È una specie di tribunale che si erige dentro di noi e ci approva quando facciamo il bene (un atto di carità, per esempio), facendoci provare nel nostro cuore una soddisfazione indefinibile, o inesorabilmente ci condanna quando facciamo il male (un furto, un omicidio, una maldicenza, ad esempio), facendoci sentire un rimorso straziante che non ci lascia più né pace né riposo. Si tratta di una voce percepita nell’anima, ma non prodotta dall’uomo perché superiore all’anima. Infatti dà all’uomo degli ordini e gli indica delle responsabilità, tante volte scomode e pericolose. Essa è, in ultima analisi, la voce di Dio che ci istruisce, ci guida e ci giudica.
Fin dall’inizio dell’umanità la coscienza fa sentire la sua voce. Adamo ed Eva, dopo il peccato originale, si nascondono impauriti: la coscienza dice loro che hanno fatto del male (cf. Gen 3,8). Caino, dopo aver ucciso suo fratello Abele, fugge anche se nessuno lo ha visto. Ma una voce, quella della sua coscienza, lo perseguita e lo condanna (cf. Gen 4,8-17). Giuda tradisce Gesù per trenta denari. In seguito, tormentato dal rimorso della coscienza, va a gettare il denaro ai piedi degli uomini del Sinedrio, e poi miseramente si toglie la vita (cf. Mt 27,3-7). Secondo san Paolo (Rm 2,14-15), la coscienza, in un certo senso, pone l’uomo di fronte alla legge, diventando essa stessa testimone per l’uomo: testimone della sua fedeltà o infedeltà nei riguardi della legge, ossia della sua rettitudine o malvagità morale.

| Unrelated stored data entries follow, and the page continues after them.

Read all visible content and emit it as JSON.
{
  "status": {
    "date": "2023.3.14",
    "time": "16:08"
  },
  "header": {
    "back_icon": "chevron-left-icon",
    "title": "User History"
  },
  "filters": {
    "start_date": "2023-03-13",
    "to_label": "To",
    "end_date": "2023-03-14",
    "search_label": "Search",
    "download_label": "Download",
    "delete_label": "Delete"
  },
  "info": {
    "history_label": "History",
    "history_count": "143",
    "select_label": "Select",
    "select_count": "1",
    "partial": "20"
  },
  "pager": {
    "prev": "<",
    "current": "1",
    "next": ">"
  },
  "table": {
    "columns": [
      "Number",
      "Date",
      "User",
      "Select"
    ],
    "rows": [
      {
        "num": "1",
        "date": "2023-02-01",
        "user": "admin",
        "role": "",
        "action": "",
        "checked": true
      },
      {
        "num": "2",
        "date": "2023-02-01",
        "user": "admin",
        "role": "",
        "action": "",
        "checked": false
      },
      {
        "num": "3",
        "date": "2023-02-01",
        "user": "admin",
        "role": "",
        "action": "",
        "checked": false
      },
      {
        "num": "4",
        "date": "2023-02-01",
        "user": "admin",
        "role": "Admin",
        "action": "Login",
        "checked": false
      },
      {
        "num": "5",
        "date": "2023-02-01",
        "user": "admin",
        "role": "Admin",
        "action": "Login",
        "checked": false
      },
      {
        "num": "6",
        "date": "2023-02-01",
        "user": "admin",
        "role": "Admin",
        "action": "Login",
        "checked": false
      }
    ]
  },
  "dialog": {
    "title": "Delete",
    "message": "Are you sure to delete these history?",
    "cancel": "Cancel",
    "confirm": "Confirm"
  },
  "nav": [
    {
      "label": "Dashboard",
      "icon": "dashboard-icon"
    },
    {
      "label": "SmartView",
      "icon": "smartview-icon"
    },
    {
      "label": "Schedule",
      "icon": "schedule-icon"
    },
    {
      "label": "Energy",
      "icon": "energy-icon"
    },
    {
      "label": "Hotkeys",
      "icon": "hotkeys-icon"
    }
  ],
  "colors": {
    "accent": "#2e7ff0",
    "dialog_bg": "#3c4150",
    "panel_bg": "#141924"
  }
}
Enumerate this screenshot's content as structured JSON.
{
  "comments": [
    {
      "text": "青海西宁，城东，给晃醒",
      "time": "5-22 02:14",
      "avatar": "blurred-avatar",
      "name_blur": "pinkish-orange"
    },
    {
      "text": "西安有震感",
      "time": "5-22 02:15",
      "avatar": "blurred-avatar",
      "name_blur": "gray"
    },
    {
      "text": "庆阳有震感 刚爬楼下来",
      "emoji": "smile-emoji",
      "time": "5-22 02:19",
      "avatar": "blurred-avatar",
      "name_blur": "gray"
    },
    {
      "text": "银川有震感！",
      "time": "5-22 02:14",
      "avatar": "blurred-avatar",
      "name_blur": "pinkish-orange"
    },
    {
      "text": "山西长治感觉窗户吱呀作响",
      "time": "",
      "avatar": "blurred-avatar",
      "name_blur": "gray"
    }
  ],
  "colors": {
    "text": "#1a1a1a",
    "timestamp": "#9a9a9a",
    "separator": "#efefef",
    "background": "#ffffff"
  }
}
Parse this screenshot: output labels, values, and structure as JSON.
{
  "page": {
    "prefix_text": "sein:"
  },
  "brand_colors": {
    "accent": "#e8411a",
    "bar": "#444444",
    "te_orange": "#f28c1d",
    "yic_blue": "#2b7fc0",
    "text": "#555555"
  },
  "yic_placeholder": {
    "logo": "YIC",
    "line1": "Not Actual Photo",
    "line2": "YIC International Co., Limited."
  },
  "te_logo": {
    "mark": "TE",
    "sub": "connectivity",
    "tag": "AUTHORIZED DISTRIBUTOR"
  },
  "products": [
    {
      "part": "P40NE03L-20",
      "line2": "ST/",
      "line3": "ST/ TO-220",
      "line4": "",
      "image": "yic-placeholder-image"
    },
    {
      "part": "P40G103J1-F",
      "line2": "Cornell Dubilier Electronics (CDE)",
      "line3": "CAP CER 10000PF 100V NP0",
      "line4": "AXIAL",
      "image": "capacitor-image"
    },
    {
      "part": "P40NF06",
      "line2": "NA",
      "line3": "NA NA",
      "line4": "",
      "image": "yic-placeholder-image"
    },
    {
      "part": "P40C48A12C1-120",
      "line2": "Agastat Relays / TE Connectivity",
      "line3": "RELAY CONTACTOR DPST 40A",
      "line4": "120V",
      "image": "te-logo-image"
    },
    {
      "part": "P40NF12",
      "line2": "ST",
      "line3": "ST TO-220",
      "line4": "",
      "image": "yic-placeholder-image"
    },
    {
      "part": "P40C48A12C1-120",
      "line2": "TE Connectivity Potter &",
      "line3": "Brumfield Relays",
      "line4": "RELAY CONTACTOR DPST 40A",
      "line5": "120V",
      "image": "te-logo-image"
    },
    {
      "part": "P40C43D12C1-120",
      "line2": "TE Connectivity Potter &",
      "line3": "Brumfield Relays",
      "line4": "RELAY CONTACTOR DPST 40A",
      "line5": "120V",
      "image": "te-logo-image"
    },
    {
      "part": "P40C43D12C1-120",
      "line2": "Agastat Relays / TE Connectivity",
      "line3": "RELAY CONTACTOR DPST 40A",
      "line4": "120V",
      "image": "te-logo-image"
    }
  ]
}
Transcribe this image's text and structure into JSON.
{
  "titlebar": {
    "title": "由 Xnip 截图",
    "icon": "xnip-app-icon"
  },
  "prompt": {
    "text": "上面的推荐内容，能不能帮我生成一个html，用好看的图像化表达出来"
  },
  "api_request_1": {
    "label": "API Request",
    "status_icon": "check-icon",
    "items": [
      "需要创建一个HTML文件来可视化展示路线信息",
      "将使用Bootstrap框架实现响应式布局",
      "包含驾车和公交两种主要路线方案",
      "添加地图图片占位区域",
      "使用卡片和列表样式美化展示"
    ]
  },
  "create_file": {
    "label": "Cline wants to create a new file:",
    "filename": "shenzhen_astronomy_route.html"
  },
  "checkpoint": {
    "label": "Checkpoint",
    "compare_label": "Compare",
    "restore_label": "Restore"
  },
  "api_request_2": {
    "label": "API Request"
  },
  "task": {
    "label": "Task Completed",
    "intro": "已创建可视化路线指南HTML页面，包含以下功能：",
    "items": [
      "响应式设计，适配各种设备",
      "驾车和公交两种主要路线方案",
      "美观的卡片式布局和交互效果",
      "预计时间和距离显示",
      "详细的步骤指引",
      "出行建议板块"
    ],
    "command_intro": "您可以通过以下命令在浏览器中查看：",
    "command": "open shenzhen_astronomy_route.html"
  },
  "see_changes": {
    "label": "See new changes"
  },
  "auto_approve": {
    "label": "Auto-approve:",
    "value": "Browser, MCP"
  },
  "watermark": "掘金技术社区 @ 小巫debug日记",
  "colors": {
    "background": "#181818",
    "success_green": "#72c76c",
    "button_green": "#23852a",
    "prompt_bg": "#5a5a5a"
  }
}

Ma da chi è percepita la voce della coscienza? Soltanto dalle coscienze sensibili e bene educate ad una vita virtuosa, ma non da quelle accecate e deformate, le quali, a forza di trasgredire in continuazione i Comandamenti di Dio, perdono quasi del tutto la sensibilità al peccato. Così inclini al male non avvertono più i richiami della coscienza.